When a driver is pulled aside by a police officer, he or she might be asked to perform a field sobriety test or a Breathalyzer test right there on the scene.  Sometimes, Breathalyzer tests cannot be used as evidence in a court of law, but they can be used for the officer to prove probable cause for arrest.

When, and under what circumstances, Breathalyzer, blood, urine, and field sobriety tests may be administered can vary according to the different state laws.  There are times when the officer will want to administer the tests immediately at the location where the car was stopped, or in a nearby properly equipped mobile unit that has all of the testing equipment needed to perform the testing.
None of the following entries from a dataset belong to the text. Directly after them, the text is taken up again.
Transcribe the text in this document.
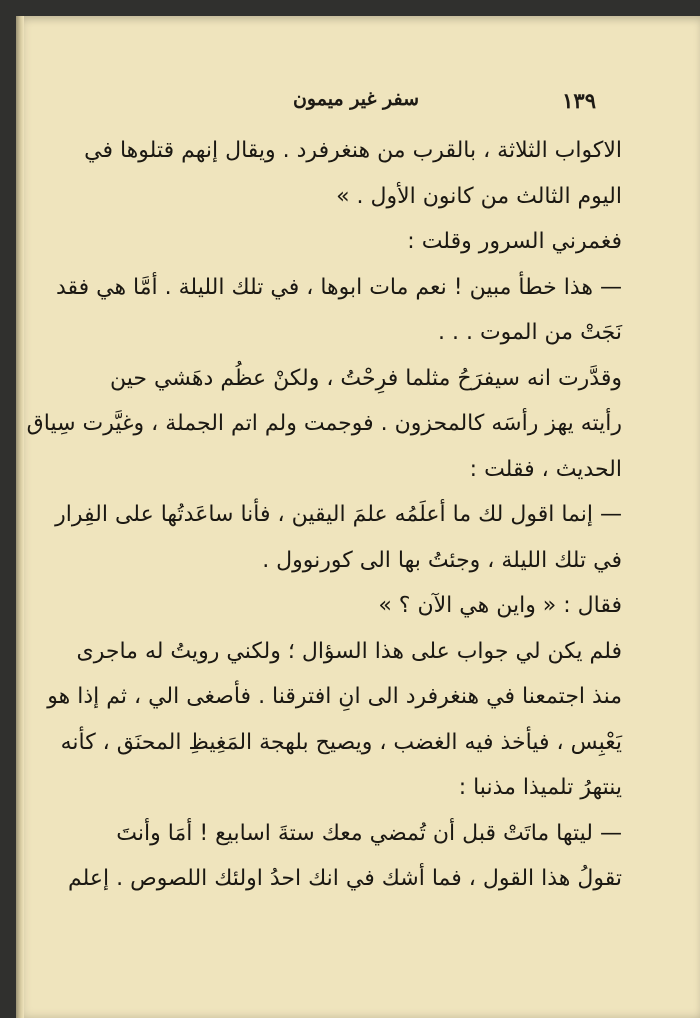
١٣٩
سفر غير ميمون
الاكواب الثلاثة ، بالقرب من هنغرفرد . ويقال إنهم قتلوها في
اليوم الثالث من كانون الأول . »
فغمرني السرور وقلت :
— هذا خطأ مبين ! نعم مات ابوها ، في تلك الليلة . أمَّا هي فقد
نَجَتْ من الموت . . .
وقدَّرت انه سيفرَحُ مثلما فرِحْتُ ، ولكنْ عظُم دهَشي حين
رأيته يهز رأسَه كالمحزون . فوجمت ولم اتم الجملة ، وغيَّرت سِياق
الحديث ، فقلت :
— إنما اقول لك ما أعلَمُه علمَ اليقين ، فأنا ساعَدتُها على الفِرار
في تلك الليلة ، وجئتُ بها الى كورنوول .
فقال : « واين هي الآن ؟ »
فلم يكن لي جواب على هذا السؤال ؛ ولكني رويتُ له ماجرى
منذ اجتمعنا في هنغرفرد الى انِ افترقنا . فأصغى الي ، ثم إذا هو
يَعْبِس ، فيأخذ فيه الغضب ، ويصيح بلهجة المَغِيظِ المحنَق ، كأنه
ينتهرُ تلميذا مذنبا :
— ليتها ماتَتْ قبل أن تُمضي معك ستةَ اسابيع ! أمَا وأنتَ
تقولُ هذا القول ، فما أشك في انك احدُ اولئك اللصوص . إعلم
Most field sobriety tests consist of physical acts that the driver is asked to perform successfully, on the side or shoulder of the road.  For example, a driver may be asked to walk along a straight line, or stand on one foot with the other foot raised off the ground.  The officers are usually trained to observe the drivers’ reactions, and will try to engage the person they stop in a conversation while the test is transpiring.  This can sometimes result in the driver of the vehicle becoming distracted by the tests and volunteering information that he or she did not divulge while being asked questions in the car.

It is always a good idea to seek the advice of an attorney who specializes in the area of DUI cases prior to agreeing to participate in Breathalyzer, blood, urine, and field Sobriety tests.  The lawyer can give the best advice about how to proceed.